Importance  In preterm infants, mechanical ventilation (MV) is associated with adverse pulmonary and neurodevelopmental outcomes. Multiple randomized clinical trials over the past 2 decades have shown the effectiveness of early noninvasive ventilation (NIV) in decreasing the use of MV in preterm infants. The epidemiologic factors associated with respiratory support in US preterm infants and any temporal changes after these trials is unknown.

Objective  To evaluate temporal changes in MV and noninvasive respiratory support in US preterm infants.

Design, Setting, and Participants  In a cohort design, 2 large national data sets (Pediatrix Clinical Data Warehouse for the clinical cohort and National Inpatient Sample for the national cohort) were used to collect data on preterm infants (<35 weeks’ gestation) without congenital anomalies who received active intensive care and were discharged home or died in the birth hospital from January 1, 2008, to December 31, 2018. Data analysis was conducted from December 10, 2019, to December 16, 2020.

Exposure  Discharge year.

Main Outcome and Measures  In the clinical cohort, detailed respiratory support data were generated, including days of MV and NIV modalities, and temporal trends were evaluated using multivariable modified Poisson or negative binomial regression models with discharge year as a continuous variable. In the national cohort, observed and expected national MV use were calculated.

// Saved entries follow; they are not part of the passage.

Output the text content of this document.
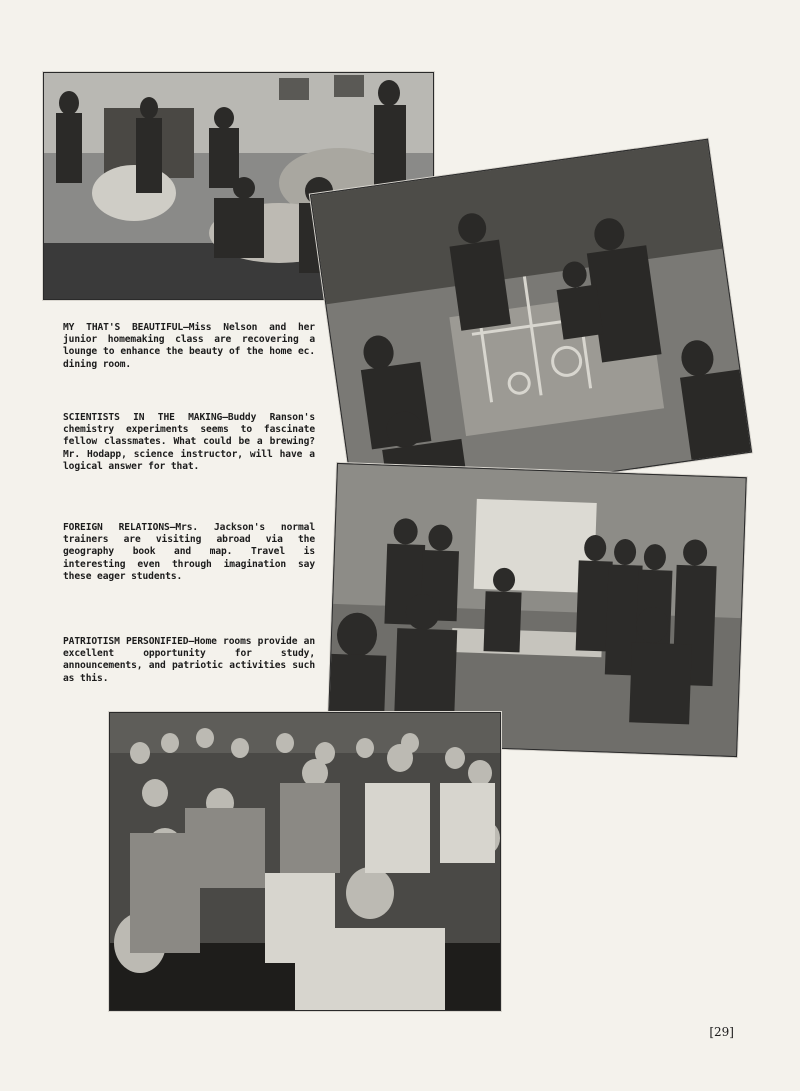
MY THAT'S BEAUTIFUL—Miss Nelson and her junior homemaking class are recovering a lounge to enhance the beauty of the home ec. dining room.
SCIENTISTS IN THE MAKING—Buddy Ranson's chemistry experiments seems to fascinate fellow classmates. What could be a brewing? Mr. Hodapp, science instructor, will have a logical answer for that.
FOREIGN RELATIONS—Mrs. Jackson's normal trainers are visiting abroad via the geography book and map. Travel is interesting even through imagination say these eager students.
PATRIOTISM PERSONIFIED—Home rooms provide an excellent opportunity for study, announcements, and patriotic activities such as this.
[29]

Results  Among 259 311 infants (47.2% female) in 359 neonatal intensive care units in the clinical cohort, decreases were noted in the use (from 29.4% of infants in 2008 to 18.5% in 2018, relative risk for annual change, 0.96; 95% CI, 0.95-0.96) and duration (mean days, from 10.3 in 2008 to 9.7 in 2018; rate ratio for annual change, 0.98; 95% CI, 0.97-0.98) of MV. Noninvasive ventilation use increased from 57.9% of infants in 2008 to 67.4% in 2018 (adjusted relative risk for annual change, 1.02; 95% CI, 1.02-1.03), and mean NIV duration increased by 3.2 days (95% CI, 2.9-3.6 days). With increased use of continuous positive airway pressure and nasal intermittent positive-pressure ventilation as the main factors in the increase, the mean duration of respiratory support increased from 13.8 to 15.4 days (adjusted rate ratio for annual change, 1.03; 95% CI, 1.02-1.04) from 2008 to 2018. Among 1 169 441 infants in the national cohort, MV use decreased from 22.0% in 2008 to 18.5% in 2018, with an estimated 29 700 fewer ventilated infants and 142 000 fewer days of MV than expected during this period.

Conclusions and Relevance  These findings suggest that preterm respiratory support changed significantly from 2008 to 2018, with decreased use and duration of MV, increased use and duration of NIV, and an overall increase in respiratory support duration.